Things You Might Not Know About Rachel Carson. . .

Because Rachel Carson is so famous I think we instinctively think we know a great deal about her.  In many ways her biography has been lost within her iconic status as an environmental hero.  Yet historians like to focus in on the small details and here are some facts you might not have known about Rachel Carson:

1.  Rachel Carson was the subject of several Peanut's cartoons.  While Charlie Brown is not usually considered political satire, Charles Schulz used Carson as a counterpart to Lucy's uncontrolled temperment.

2.  Carson's first full-time job was as a Junior Aquatic Biologist in the Bureau of Fisheries at the princely sum of $38.48 a week.

3.  Carson's books have been adapted at least twice rather unsuccessfully.  In 1953 Irwin Allen won an academy award for documentary  "The Sea Around Us"--a very loose adaptation of her book of the same name.  Allen went on to fame as the "master of disaster" for films like "The Poseidon Adventure" and "The Towering Inferno."  Later ABC made a film of "A Sense of Wonder" that is barely watchable today. The world still awaits (with trepidation) the film adaptation of "Silent Spring."

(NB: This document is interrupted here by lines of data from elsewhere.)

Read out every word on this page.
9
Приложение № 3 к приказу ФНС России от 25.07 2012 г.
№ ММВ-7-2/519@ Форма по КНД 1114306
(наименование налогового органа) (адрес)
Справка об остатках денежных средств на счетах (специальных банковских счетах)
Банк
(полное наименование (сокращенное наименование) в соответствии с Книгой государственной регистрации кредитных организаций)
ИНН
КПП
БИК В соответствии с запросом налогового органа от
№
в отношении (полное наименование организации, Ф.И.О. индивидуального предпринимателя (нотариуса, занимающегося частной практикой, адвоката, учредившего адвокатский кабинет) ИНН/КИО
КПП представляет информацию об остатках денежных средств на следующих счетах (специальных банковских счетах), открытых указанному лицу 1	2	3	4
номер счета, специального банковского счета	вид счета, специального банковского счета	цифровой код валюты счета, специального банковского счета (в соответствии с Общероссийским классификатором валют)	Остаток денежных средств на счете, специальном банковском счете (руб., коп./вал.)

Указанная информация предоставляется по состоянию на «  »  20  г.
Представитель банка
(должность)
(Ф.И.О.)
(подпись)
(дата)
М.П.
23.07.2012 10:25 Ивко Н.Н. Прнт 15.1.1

4.  Carson first became acquainted with the effects of DDT through her editing of scientific papers from Patuxent Research Refuge and early press releases she authored beginning in 1945.

5.  During World War 2 Carson penned many recipes for increasing the nation's consumption of seafood as "fish was a fighting food" in wartime.

If you want more details on Carson's life you can look to Linda Lear's biography, Rachel Carson: Witness for Nature.